Allan, fascinated by his find, adopts D’Agostino, but not as a son or little brother to educate and nurture. Instead, Allan treats D’Agostino like a dog, feeding him from a plastic bowl and giving him sharp one-word commands. As days pass and his fascination grows, Allan starts to treat D’Agostino as a sex slave. It’s as though D’Agostino’s lack of identity has thrown Allan’s own sense of himself into question, and the power that comes with ownership (finders are keepers, after all) transforms and, perhaps, corrupts Allan.
All well and good, until this strange story gets stranger with a sudden, inexplicable transformation that hints at another level of identity shift -- but this late-breaking idea, while intriguing, belongs in a different, more futuristic movie. The final scene, an unholy and outrageous blend of horror and sexual domination, belongs in a different genre of movie altogether.

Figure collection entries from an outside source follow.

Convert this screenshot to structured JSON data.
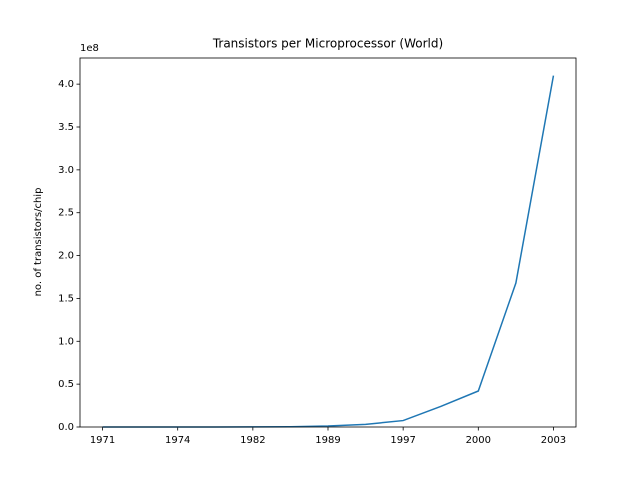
{
  "chart_data": {
    "type": "line",
    "title": "Transistors per Microprocessor (World)",
    "ylabel": "no. of transistors/chip",
    "offset_label": "1e8",
    "categories": [
      "1971",
      null,
      "1974",
      null,
      "1982",
      null,
      "1989",
      null,
      "1997",
      null,
      "2000",
      null,
      "2003"
    ],
    "series": [
      {
        "color": "#1f77b4",
        "values": [
          2308,
          3554,
          6097,
          29000,
          134000,
          275000,
          1200000,
          3100000,
          7500000,
          24000000,
          42000000,
          168000000,
          410000000
        ]
      }
    ],
    "ylim": [
      0,
      430500000
    ],
    "yticks": [
      {
        "value": 0,
        "label": "0.0"
      },
      {
        "value": 50000000,
        "label": "0.5"
      },
      {
        "value": 100000000,
        "label": "1.0"
      },
      {
        "value": 150000000,
        "label": "1.5"
      },
      {
        "value": 200000000,
        "label": "2.0"
      },
      {
        "value": 250000000,
        "label": "2.5"
      },
      {
        "value": 300000000,
        "label": "3.0"
      },
      {
        "value": 350000000,
        "label": "3.5"
      },
      {
        "value": 400000000,
        "label": "4.0"
      }
    ],
    "grid": false
  }
}
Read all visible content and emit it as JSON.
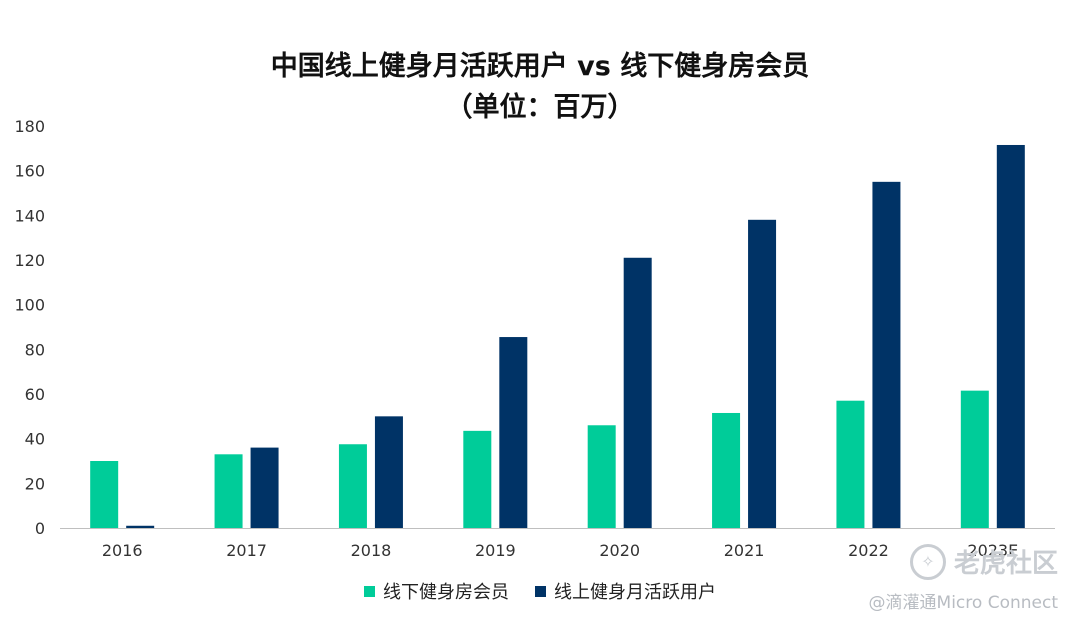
{
  "chart_data": {
    "type": "bar",
    "title": "中国线上健身月活跃用户 vs 线下健身房会员",
    "subtitle": "（单位：百万）",
    "xlabel": "",
    "ylabel": "",
    "categories": [
      "2016",
      "2017",
      "2018",
      "2019",
      "2020",
      "2021",
      "2022",
      "2023E"
    ],
    "series": [
      {
        "name": "线下健身房会员",
        "color": "#00cc99",
        "values": [
          30,
          33,
          37.5,
          43.5,
          46,
          51.5,
          57,
          61.5
        ]
      },
      {
        "name": "线上健身月活跃用户",
        "color": "#003366",
        "values": [
          1,
          36,
          50,
          85.5,
          121,
          138,
          155,
          171.5
        ]
      }
    ],
    "ylim": [
      0,
      180
    ],
    "yticks": [
      0,
      20,
      40,
      60,
      80,
      100,
      120,
      140,
      160,
      180
    ],
    "grid": false,
    "legend_position": "bottom"
  },
  "watermark": {
    "icon": "tiger-logo-icon",
    "text": "老虎社区"
  },
  "credit": "@滴灌通Micro Connect"
}
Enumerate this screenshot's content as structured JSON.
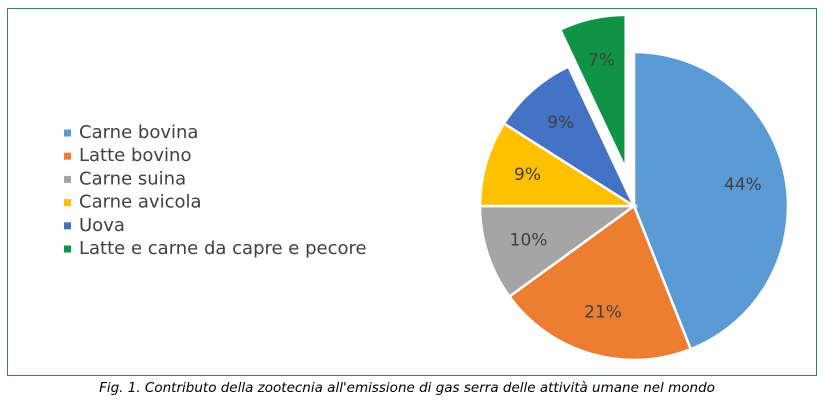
{
  "chart_data": {
    "type": "pie",
    "categories": [
      "Carne bovina",
      "Latte bovino",
      "Carne suina",
      "Carne avicola",
      "Uova",
      "Latte e carne da capre e pecore"
    ],
    "values": [
      44,
      21,
      10,
      9,
      9,
      7
    ],
    "value_labels": [
      "44%",
      "21%",
      "10%",
      "9%",
      "9%",
      "7%"
    ],
    "colors": [
      "#5b9bd5",
      "#ed7d31",
      "#a5a5a5",
      "#ffc000",
      "#4472c4",
      "#0f9447"
    ],
    "legend": "left",
    "caption": "Fig. 1. Contributo della zootecnia all'emissione di gas serra delle attività umane nel mondo"
  }
}
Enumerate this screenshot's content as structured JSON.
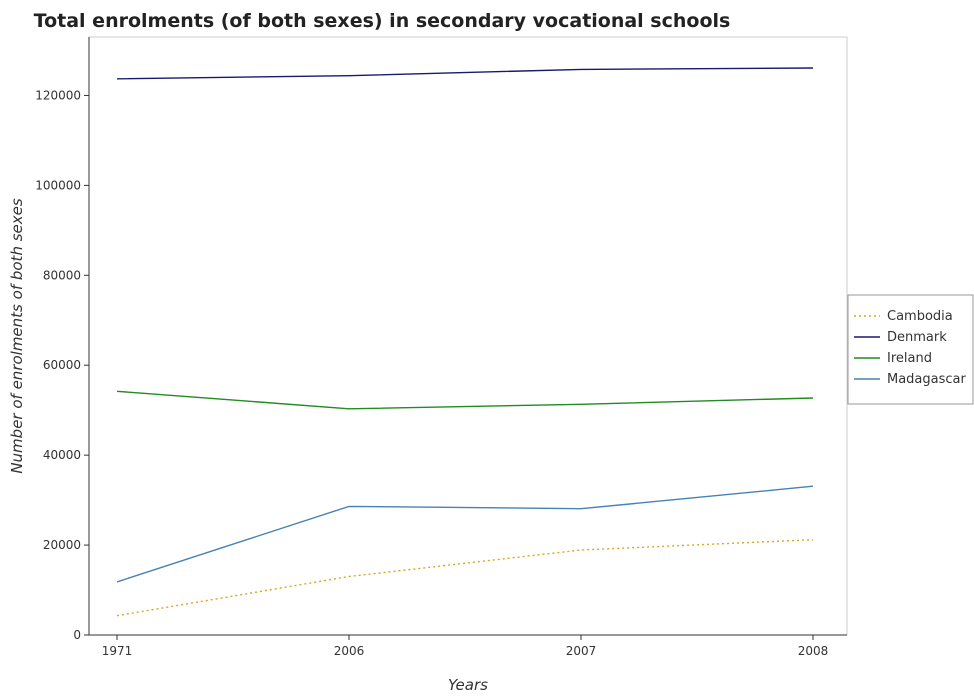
{
  "chart_data": {
    "type": "line",
    "title": "Total enrolments (of both sexes) in secondary vocational schools",
    "xlabel": "Years",
    "ylabel": "Number of enrolments of both sexes",
    "categories": [
      "1971",
      "2006",
      "2007",
      "2008"
    ],
    "ylim": [
      0,
      133000
    ],
    "yticks": [
      0,
      20000,
      40000,
      60000,
      80000,
      100000,
      120000
    ],
    "ytick_labels": [
      "0",
      "20000",
      "40000",
      "60000",
      "80000",
      "100000",
      "120000"
    ],
    "grid": false,
    "legend_position": "right",
    "series": [
      {
        "name": "Cambodia",
        "color": "#DAA520",
        "dash": "2,3",
        "values": [
          4300,
          13000,
          18900,
          21200
        ]
      },
      {
        "name": "Denmark",
        "color": "#191970",
        "dash": "",
        "values": [
          123700,
          124400,
          125800,
          126100
        ]
      },
      {
        "name": "Ireland",
        "color": "#228B22",
        "dash": "",
        "values": [
          54200,
          50300,
          51300,
          52700
        ]
      },
      {
        "name": "Madagascar",
        "color": "#4682B4",
        "dash": "",
        "values": [
          11800,
          28600,
          28100,
          33100
        ]
      }
    ]
  }
}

"D’Agostino" races wildly off the beaten path, and it mostly works in spite of its flaws. The cinematography by Zach Voytas makes good use of the location (though the streets are eerily deserted). What doesn’t work well is the soundtrack, which is often dim and sometimes hopelessly garbled. Even so, the story and scenery keep you watching: This is a good rental for fans of late-night chill-and-thrill fare with a little sexy zest thrown in.
This DVD release includes no bonus features.